Arthur De Lima

Personal information
- Full name: Arthur Oliveira De Lima
- Date of birth: 11 June 2007 (age 19)
- Place of birth: Brisbane, Australia
- Height: 1.82 m (5 ft 11+1⁄2 in)
- Position: Striker

Team information
- Current team: Central Coast Mariners
- Number: 22

Youth career
- –2021: Moreton Bay United
- 2021–2023: Brisbane Roar
- 2024–2025: Central Coast Mariners

Senior career*
- Years: Team / Apps / (Gls)
- 2023: Brisbane Roar NPL / 7 / (0)
- 2024–: CCM Academy / 25 / (13)
- 2024–: Central Coast Mariners / 22 / (3)

International career^{‡}
- 2025–: Australia U18 / 0 / (0)
- 2025–: Australia U20 / 7 / (0)

= Arthur De Lima =

Australian association football player

Arthur Oliveira De Lima (/pt-BR/; born 11 June 2007) is an Australian professional footballer who plays as a striker for the Central Coast Mariners.

==Club career==
===Youth career===
Having played junior football at Moreton Bay United, De Lima joined the Brisbane Roar academy in 2021, starting in the under-14s age group. Despite his young age during his time at the Roar, he made appearances for the Roar's NPL first grade team, before moving to the Central Coast Mariners Academy for the 2024 season.

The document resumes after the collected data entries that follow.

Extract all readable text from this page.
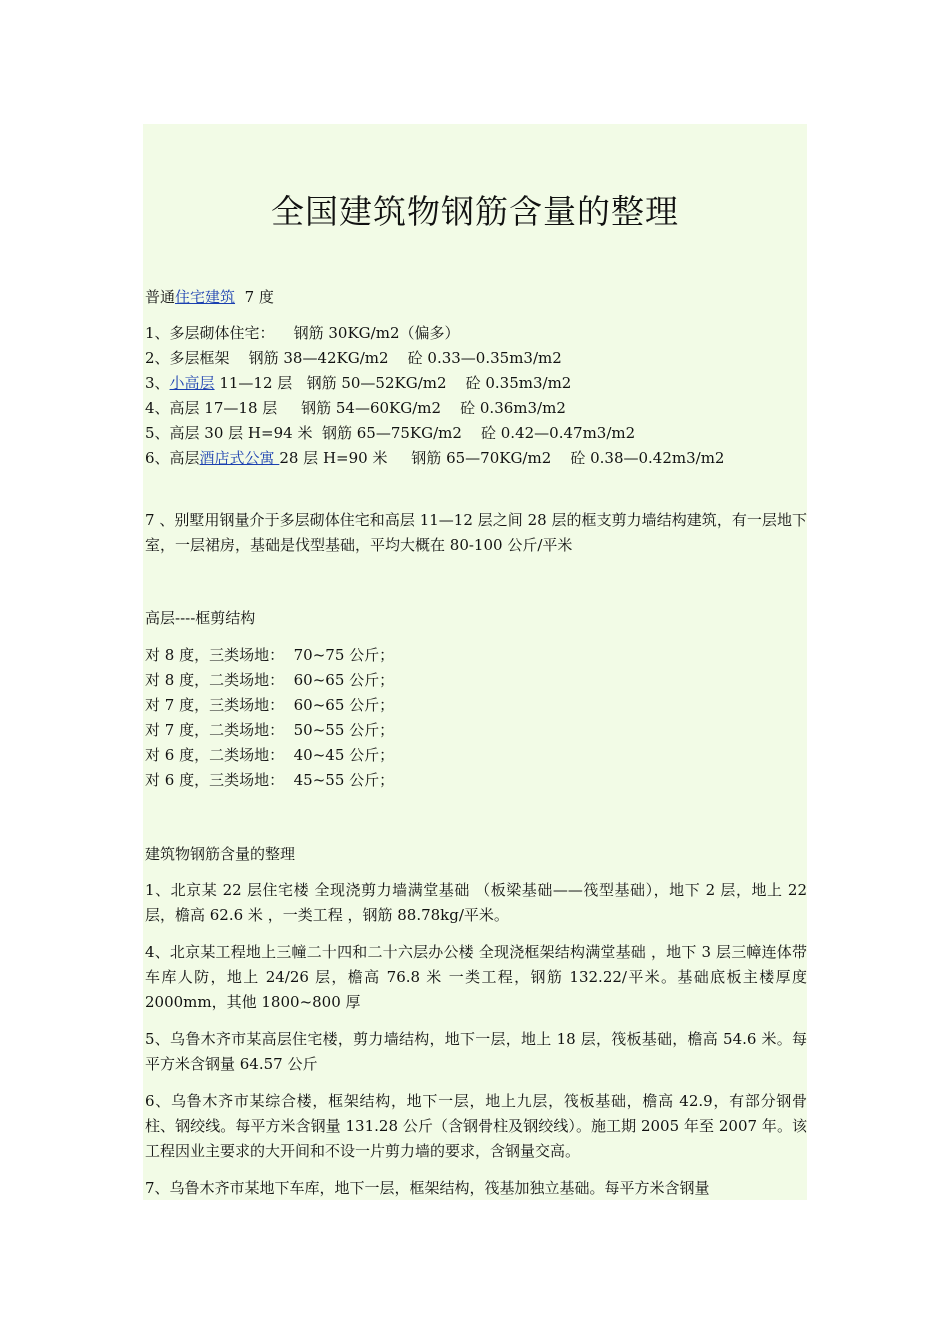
全国建筑物钢筋含量的整理
普通住宅建筑  7 度
1、多层砌体住宅：    钢筋 30KG/m2（偏多）
2、多层框架    钢筋 38—42KG/m2    砼 0.33—0.35m3/m2
3、小高层 11—12 层   钢筋 50—52KG/m2    砼 0.35m3/m2
4、高层 17—18 层     钢筋 54—60KG/m2    砼 0.36m3/m2
5、高层 30 层 H=94 米  钢筋 65—75KG/m2    砼 0.42—0.47m3/m2
6、高层酒店式公寓 28 层 H=90 米     钢筋 65—70KG/m2    砼 0.38—0.42m3/m2
7 、别墅用钢量介于多层砌体住宅和高层 11—12 层之间 28 层的框支剪力墙结构建筑，有一层地下室，一层裙房，基础是伐型基础，平均大概在 80-100 公斤/平米
高层----框剪结构
对 8 度，三类场地：  70~75 公斤；
对 8 度，二类场地：  60~65 公斤；
对 7 度，三类场地：  60~65 公斤；
对 7 度，二类场地：  50~55 公斤；
对 6 度，二类场地：  40~45 公斤；
对 6 度，三类场地：  45~55 公斤；
建筑物钢筋含量的整理
1、北京某 22 层住宅楼 全现浇剪力墙满堂基础 （板梁基础——筏型基础），地下 2 层，地上 22 层，檐高 62.6 米 ，一类工程 ，钢筋 88.78kg/平米。
4、北京某工程地上三幢二十四和二十六层办公楼 全现浇框架结构满堂基础 ，地下 3 层三幛连体带车库人防，地上 24/26 层，檐高 76.8 米 一类工程，钢筋 132.22/平米。基础底板主楼厚度 2000mm，其他 1800~800 厚
5、乌鲁木齐市某高层住宅楼，剪力墙结构，地下一层，地上 18 层，筏板基础，檐高 54.6 米。每平方米含钢量 64.57 公斤
6、乌鲁木齐市某综合楼，框架结构，地下一层，地上九层，筏板基础，檐高 42.9，有部分钢骨柱、钢绞线。每平方米含钢量 131.28 公斤（含钢骨柱及钢绞线）。施工期 2005 年至 2007 年。该工程因业主要求的大开间和不设一片剪力墙的要求，含钢量交高。
7、乌鲁木齐市某地下车库，地下一层，框架结构，筏基加独立基础。每平方米含钢量
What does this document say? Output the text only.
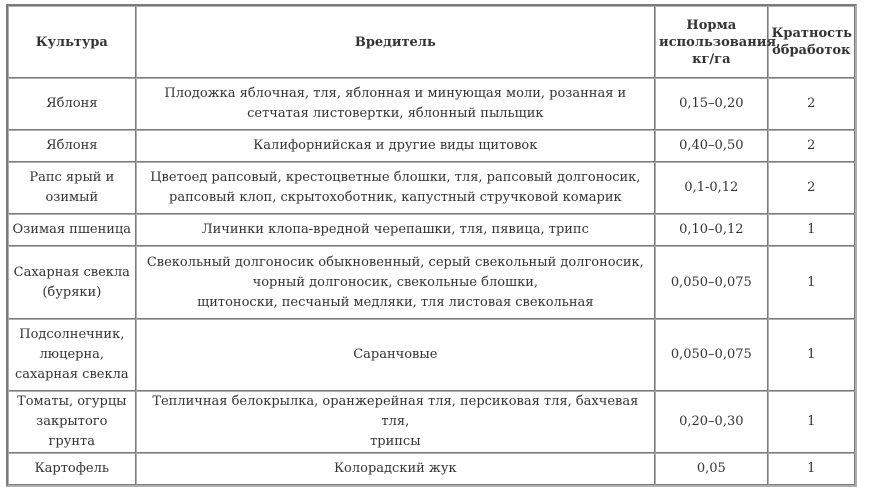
Культура	Вредитель	Норма
использования,
кг/га	Кратность
обработок
Яблоня	Плодожка яблочная, тля, яблонная и минующая моли, розанная и
сетчатая листовертки, яблонный пыльщик	0,15–0,20	2
Яблоня	Калифорнийская и другие виды щитовок	0,40–0,50	2
Рапс ярый и
озимый	Цветоед рапсовый, крестоцветные блошки, тля, рапсовый долгоносик,
рапсовый клоп, скрытохоботник, капустный стручковой комарик	0,1-0,12	2
Озимая пшеница	Личинки клопа-вредной черепашки, тля, пявица, трипс	0,10–0,12	1
Сахарная свекла
(буряки)	Свекольный долгоносик обыкновенный, серый свекольный долгоносик,
чорный долгоносик, свекольные блошки,
щитоноски, песчаный медляки, тля листовая свекольная	0,050–0,075	1
Подсолнечник,
люцерна,
сахарная свекла	Саранчовые	0,050–0,075	1
Томаты, огурцы
закрытого грунта	Тепличная белокрылка, оранжерейная тля, персиковая тля, бахчевая тля,
трипсы	0,20–0,30	1
Картофель	Колорадский жук	0,05	1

===Central Coast Mariners===
De Lima started his time at the Mariners playing mostly in the Under-20s team, before breaking through into the NPL first grade team in the back half of that 2024 season. De Lima ended up making 15 appearances for the NPL first grade team that season, and scored 8 goals in helping the team avoid relegation, including a hat trick at home against Wollongong Wolves to come from 2-0 down to win 3-2. De Lima's form saw him rewarded with a 3 year scholarship contract with the club to join their senior squad ahead of the 2024-25 A-League season, still only at the age of 17.

De Lima made his debut for the Mariners' senior team in the AFC Champions League Elite, coming off the bench in the 83rd minute against Chinese club Shandong Taishan on 17 September 2024. De Lima made his A-League debut against his former youth club, Brisbane Roar, scoring 8 minutes after being substituted onto the pitch and running over to his family in the stands to celebrate with a hug.

==Youth international career==
He was called up in May 2025 for the Australia men's national under-18 soccer team, to take part in the 2025 UEFA Friendship Cup commencing in early June.